Conrad, Joseph
Related Category: English Literature, 20th cent. to the Present: Biographies
18571924, English novelist, b. Berdichev, Russia (now Berdychiv, Ukraine), originally named Jósef Teodor Konrad Walecz Korzeniowski. Born of Polish parents, he is considered one of the greatest novelists and prose stylists in English literature. In 1874, Conrad went to sea and later joined (1878) an English merchant ship, becoming (1884) a master mariner as well as a British citizen. Retiring from the merchant fleet in 1894, he began his career as a novelist, and all of his novels are written in English, an acquired language. His notable early works include
The Nigger of the Narcissus (1897),
Lord Jim (1900), and the novellas
Youth (1902),
Heart of Darkness (1902), and
Typhoon (1903). The novels
Nostromo (1904),
The Secret Agent (1907),
Under Western Eyes (1911), and
Chance (1913) are regarded by many as Conrad's greatest works. Of his later works,
Victory (1915) is the best known. He also collaborated on two novels with Ford Madox
Ford,
The Inheritors (1901) and
Romance (1903). Marked by a distinctive, opulent prose style, Conrad's novels combine realism and high drama. Their settings include nautical backgrounds as well as high society, and international politics. Conrad was a skilled creator of atmosphere and character; the impact of various situations was augmented by his use of symbolism.
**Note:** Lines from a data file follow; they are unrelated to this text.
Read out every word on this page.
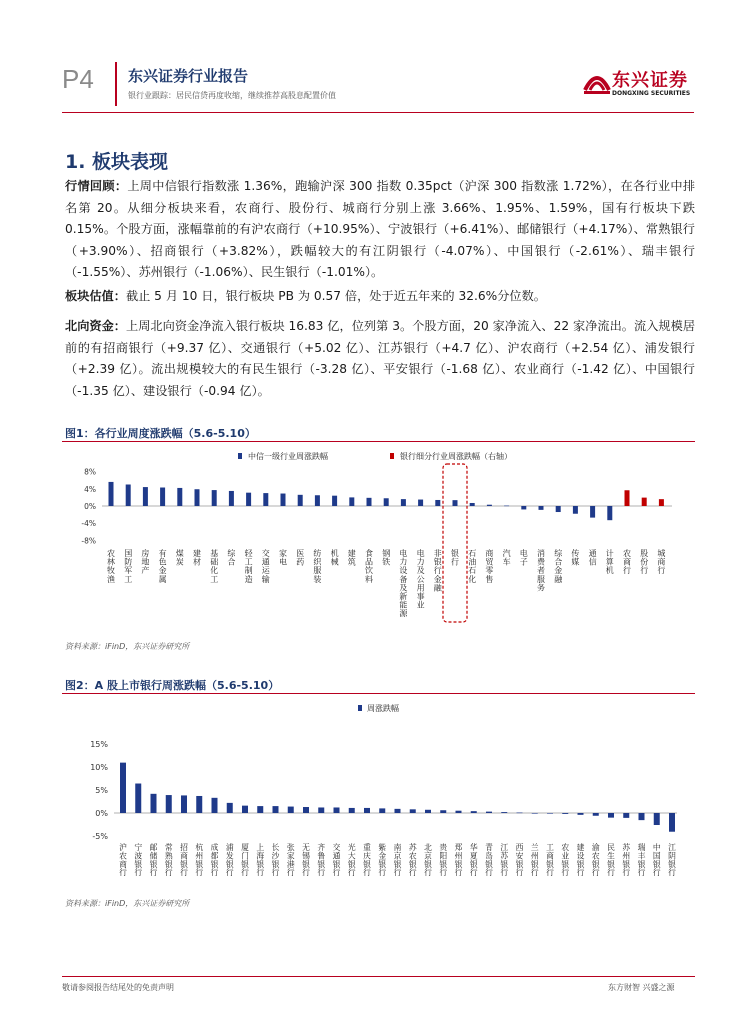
P4 东兴证券行业报告
银行业跟踪：居民信贷再度收缩，继续推荐高股息配置价值
东兴证券
DONGXING SECURITIES
1. 板块表现
行情回顾：上周中信银行指数涨 1.36%，跑输沪深 300 指数 0.35pct（沪深 300 指数涨 1.72%），在各行业中排名第 20。从细分板块来看，农商行、股份行、城商行分别上涨 3.66%、1.95%、1.59%，国有行板块下跌 0.15%。个股方面，涨幅靠前的有沪农商行（+10.95%）、宁波银行（+6.41%）、邮储银行（+4.17%）、常熟银行（+3.90%）、招商银行（+3.82%），跌幅较大的有江阴银行（-4.07%）、中国银行（-2.61%）、瑞丰银行（-1.55%）、苏州银行（-1.06%）、民生银行（-1.01%）。
板块估值：截止 5 月 10 日，银行板块 PB 为 0.57 倍，处于近五年来的 32.6%分位数。
北向资金：上周北向资金净流入银行板块 16.83 亿，位列第 3。个股方面，20 家净流入、22 家净流出。流入规模居前的有招商银行（+9.37 亿）、交通银行（+5.02 亿）、江苏银行（+4.7 亿）、沪农商行（+2.54 亿）、浦发银行（+2.39 亿）。流出规模较大的有民生银行（-3.28 亿）、平安银行（-1.68 亿）、农业商行（-1.42 亿）、中国银行（-1.35 亿）、建设银行（-0.94 亿）。
图1：各行业周度涨跌幅（5.6-5.10）
中信一级行业周涨跌幅	银行细分行业周涨跌幅（右轴）
8%
4%
0%
-4%
-8%
农林牧渔
国防军工
房地产
有色金属
煤炭
建材
基础化工
综合
轻工制造
交通运输
家电
医药
纺织服装
机械
建筑
食品饮料
钢铁
电力设备及新能源
电力及公用事业
非银行金融
银行
石油石化
商贸零售
汽车
电子
消费者服务
综合金融
传媒
通信
计算机
农商行
股份行
城商行
资料来源：iFinD，东兴证券研究所
图2：A 股上市银行周涨跌幅（5.6-5.10）
周涨跌幅
15%
10%
5%
0%
-5%
沪农商行
宁波银行
邮储银行
常熟银行
招商银行
杭州银行
成都银行
浦发银行
厦门银行
上海银行
长沙银行
张家港行
无锡银行
齐鲁银行
交通银行
光大银行
重庆银行
紫金银行
南京银行
苏农银行
北京银行
贵阳银行
郑州银行
华夏银行
青岛银行
江苏银行
西安银行
兰州银行
工商银行
农业银行
建设银行
渝农银行
民生银行
苏州银行
瑞丰银行
中国银行
江阴银行
资料来源：iFinD，东兴证券研究所
敬请参阅报告结尾处的免责声明	东方财智 兴盛之源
He portrayed acutely the conflict between non-western cultures and modern civilization. His characters exhibit the possibilities for isolation and moral deterioration in modern life.
See his complete works (26 vol., 192426); biographies by J. Baines (1960), F. M. Ford (1965) and F. R. Karl (1979); studies by E. Said (1966), R. Curle (1968), J. A. Palmer (1968), B. Johnson (1971) and I. Watt (1980); bibliography by T. G. Ehrsam (1969).